La seule manifestation d’intelligence et de raisonnement dans la religion, c’est le postulat de la perfectibilité morale. Dieu, en ce cas, est le commandement suprême de la morale, la règle suprême du bien moral ; ce Dieu n’est rien autre chose que notre conscience humaine, qui nous crie constamment : tu dois te perfectionner, tu dois progresser.

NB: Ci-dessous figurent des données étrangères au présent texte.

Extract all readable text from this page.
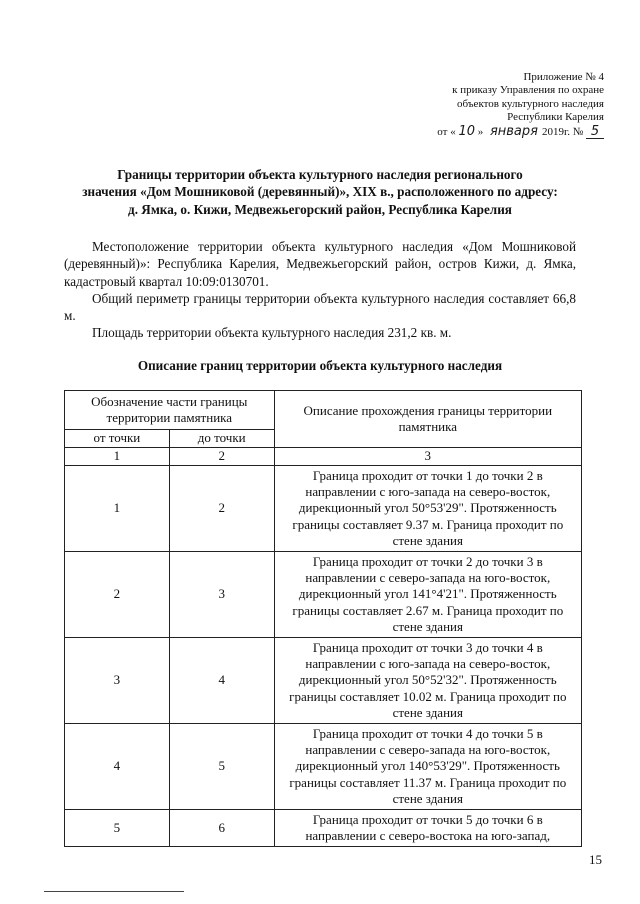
Приложение № 4
к приказу Управления по охране
объектов культурного наследия
Республики Карелия
от « 10 » января 2019г. № 5
Границы территории объекта культурного наследия регионального
значения «Дом Мошниковой (деревянный)», XIX в., расположенного по адресу:
д. Ямка, о. Кижи, Медвежьегорский район, Республика Карелия

Местоположение территории объекта культурного наследия «Дом Мошниковой (деревянный)»: Республика Карелия, Медвежьегорский район, остров Кижи, д. Ямка, кадастровый квартал 10:09:0130701.

Общий периметр границы территории объекта культурного наследия составляет 66,8 м.

Площадь территории объекта культурного наследия 231,2 кв. м.

Описание границ территории объекта культурного наследия
Обозначение части границы территории памятника		Описание прохождения границы территории памятника
от точки	до точки	
1	2	3
1	2	Граница проходит от точки 1 до точки 2 в направлении с юго-запада на северо-восток, дирекционный угол 50°53'29". Протяженность границы составляет 9.37 м. Граница проходит по стене здания
2	3	Граница проходит от точки 2 до точки 3 в направлении с северо-запада на юго-восток, дирекционный угол 141°4'21". Протяженность границы составляет 2.67 м. Граница проходит по стене здания
3	4	Граница проходит от точки 3 до точки 4 в направлении с юго-запада на северо-восток, дирекционный угол 50°52'32". Протяженность границы составляет 10.02 м. Граница проходит по стене здания
4	5	Граница проходит от точки 4 до точки 5 в направлении с северо-запада на юго-восток, дирекционный угол 140°53'29". Протяженность границы составляет 11.37 м. Граница проходит по стене здания
5	6	Граница проходит от точки 5 до точки 6 в направлении с северо-востока на юго-запад,
15
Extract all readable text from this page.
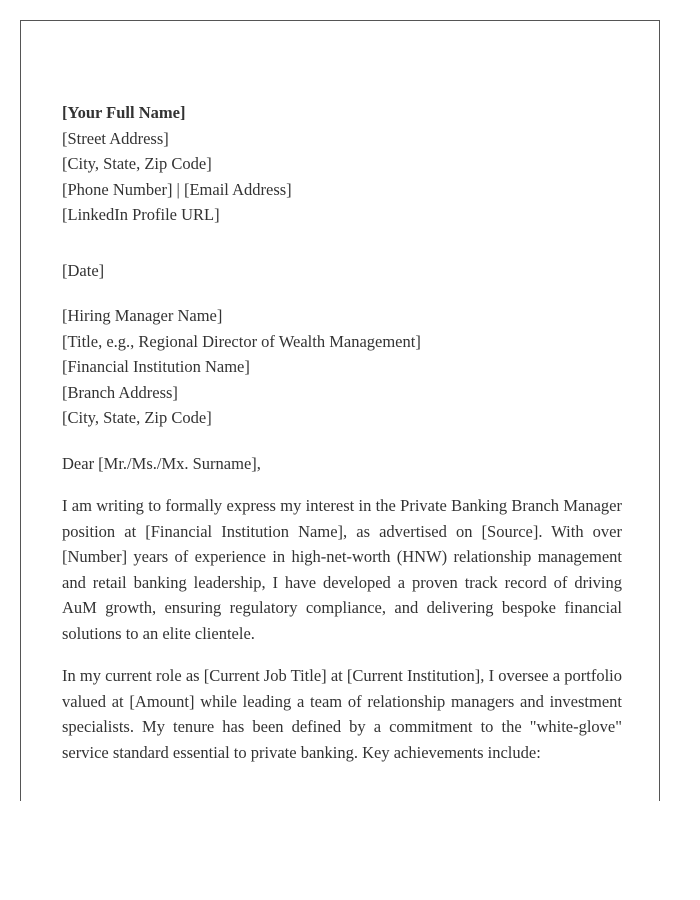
[Your Full Name]
[Street Address]
[City, State, Zip Code]
[Phone Number] | [Email Address]
[LinkedIn Profile URL]
[Date]
[Hiring Manager Name]
[Title, e.g., Regional Director of Wealth Management]
[Financial Institution Name]
[Branch Address]
[City, State, Zip Code]
Dear [Mr./Ms./Mx. Surname],

I am writing to formally express my interest in the Private Banking Branch Manager position at [Financial Institution Name], as advertised on [Source]. With over [Number] years of experience in high-net-worth (HNW) relationship management and retail banking leadership, I have developed a proven track record of driving AuM growth, ensuring regulatory compliance, and delivering bespoke financial solutions to an elite clientele.

In my current role as [Current Job Title] at [Current Institution], I oversee a portfolio valued at [Amount] while leading a team of relationship managers and investment specialists. My tenure has been defined by a commitment to the "white-glove" service standard essential to private banking. Key achievements include:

Mais, je le répète, le Dieu de la morale abstraite, un Dieu séparé de l’homme, laissera ses adorateurs froids, parce que ceux-ci sentent l’énormité de la distance qu’il y a entre lui et eux. L’éternité et la toute-puissance sont trop immenses pour se prêter à la moindre comparaison avec ce petit point chétif et caduc qui s’appelle homme ; il faut donc nous prêcher, tant bien que mal, l’imitation de ce Dieu de la très-haute morale, représentée sous forme d’une loi. La loi s’adresse a notre volonté, elle éveille notre activité. Nous ne saurions, en effet, nous imaginer une volonté parfaite qui soit une avec la loi, sans y ajouter l’idée du devoir, de la stricte et rigoureuse observance. L’idée d’un être suprême de la morale pure et abstraite n’a rien de rafraîchissant, parce qu’elle nous fait trembler en nous excitant à courir vers un but que nous n’atteindrons jamais. Cette influence de la loi morale, adorée comme être suprême, s’opère en ce sens que nous plaçons, vis-à-vis de nous, un être qui n’est point autre chose que notre conscience, mais un être qui est étranger au nôtre, un être enfin qui ne sait que condamner et anathématiser.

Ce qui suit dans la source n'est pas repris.